According to data from the United Nations Educational, Scientific and Cultural Organisation (UNESCO), Nigeria currently accounts for the highest number of out-of-school children in the world, with approximately 20.2 million children not enrolled in formal education as of 2024.
This number has steadily risen from 10.5 million in 2010, and it includes children between the ages of 5 and 18.
The situation is more dire in Northern Nigeria, where insecurity, poverty, and cultural barriers have widened the education gap.
A 2023 report by the United Nations Children’s Fund (UNICEF), revealed that 69 percent of out-of-school children in Nigeria are from the northern region, with girls making up a significant majority due to early marriage, household responsibilities, and socio-religious factors.
In states like Borno, Yobe, and Zamfara, more than 60 percent of school-age children are not attending school.
In the Federal Capital Territory, ironically the seat of power, pockets of communities like Jiwa, Gwagwa, and parts of Bwari remain burdened with high dropout rates due to poverty and lack of nearby public schools.
The 2022 Nigeria Education Data Survey (NEDS), indicates that more than 1 in 4 children in Abuja’s satellite towns have either never attended school or dropped out before completing primary education.
But why are these children out of school?
The reasons are many — poverty, insecurity, gender discrimination, child labour, dilapidated infrastructure, underfunding, and a lack of political will.
In 2024, Nigeria allocated just 7.9 percent of its national budget to education, far below the 15-20 percent recommendation by UNESCO. That means fewer teachers, overcrowded classrooms, unpaid salaries, and inadequate learning materials.
Some families spend as low as N500 to N1,500 per month to keep a child in public school, but even that is unaffordable for many who live on less than $1.90 a day.
In conflict-ridden areas, over 1,500 schools have been destroyed by insurgents, and many more have been shut due to fear of abduction, as seen in the infamous Chibok, Dapchi, and Kankara school kidnappings.
Meanwhile, the National Bureau of Statistics (NBS) states that over 39 percent of Nigerian children aged 6–11 do not attend any primary school, and only 35.6 percent of children aged 3–5 attend early childhood education.
At this rate, Nigeria risks raising a generation without the foundational skills needed to survive or contribute meaningfully to national growth.
And yet, every day, these children pray quietly to be given a second chance.
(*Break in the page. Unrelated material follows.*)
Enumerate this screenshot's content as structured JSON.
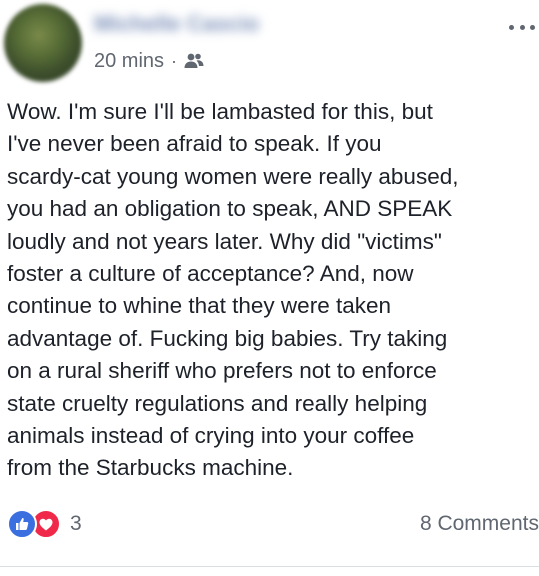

They hawk pure water in traffic when they should be learning fractions. They carry bricks at construction sites instead of carrying school bags. Their only offence is being born into a system that continues to fail them.
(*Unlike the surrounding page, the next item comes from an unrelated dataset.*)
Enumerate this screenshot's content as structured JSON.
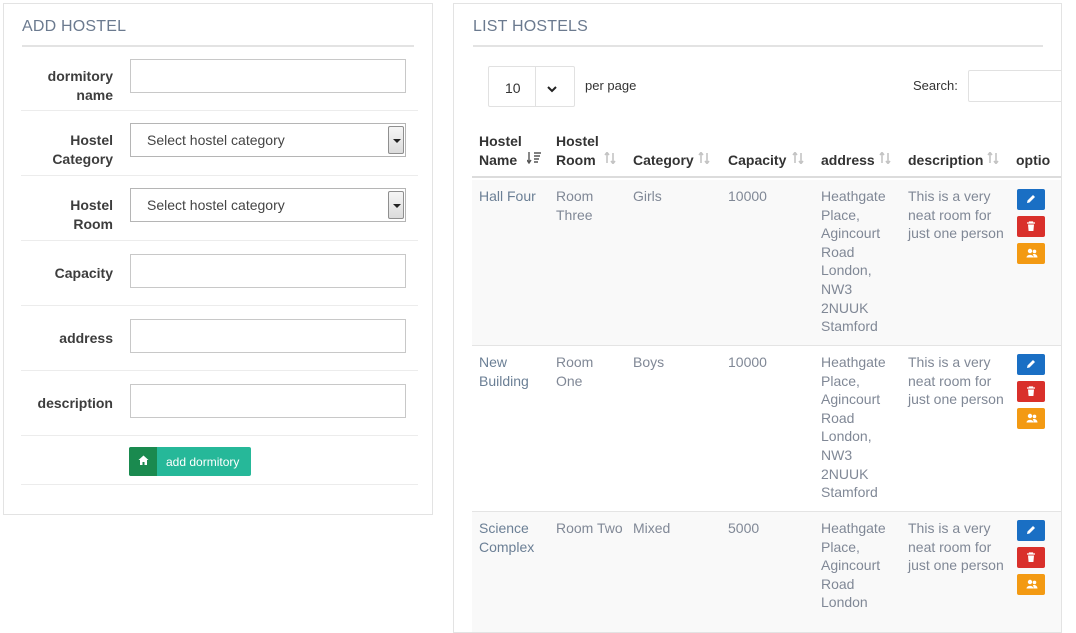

If you know the wish of out of school children, you would stop passing them by. You would see them as Nigeria’s lost potential — engineers without degrees, doctors without scrubs, teachers without chalk, leaders without platforms. You would realise that every child kept out of school is a ticking time bomb, a vulnerable soul at risk of exploitation, crime, and lifelong poverty.
To fix this, we must act beyond speeches.
The Universal Basic Education Commission (UBEC), state governments, and local councils must work together to enforce the Compulsory, Free Universal Basic Education Act of 2004.
This Act makes basic education (primary and junior secondary) not just free, but compulsory, with fines for non-compliance. Yet, enforcement remains weak and often ignored.
Nigeria must invest aggressively in building schools in underserved areas, especially in rural and conflict-prone zones.
Partnerships with civil society groups, international donors, and faith-based organisations must be scaled.
Conditional cash transfer schemes like the National Social Investment Programme (NSIP), should be expanded to reward poor families for keeping their children in school.
But beyond policy, we need compassion. We need advocacy. We need ordinary Nigerians to care — to sponsor a child’s education, donate books, volunteer in schools, and hold leaders accountable. Every child out of school today is a future adult without tools for survival.
If you know the wish of out of school children, you will not rest until every one of them is given the opportunity to learn, dream, and thrive.
Because no nation can grow when its children are left behind.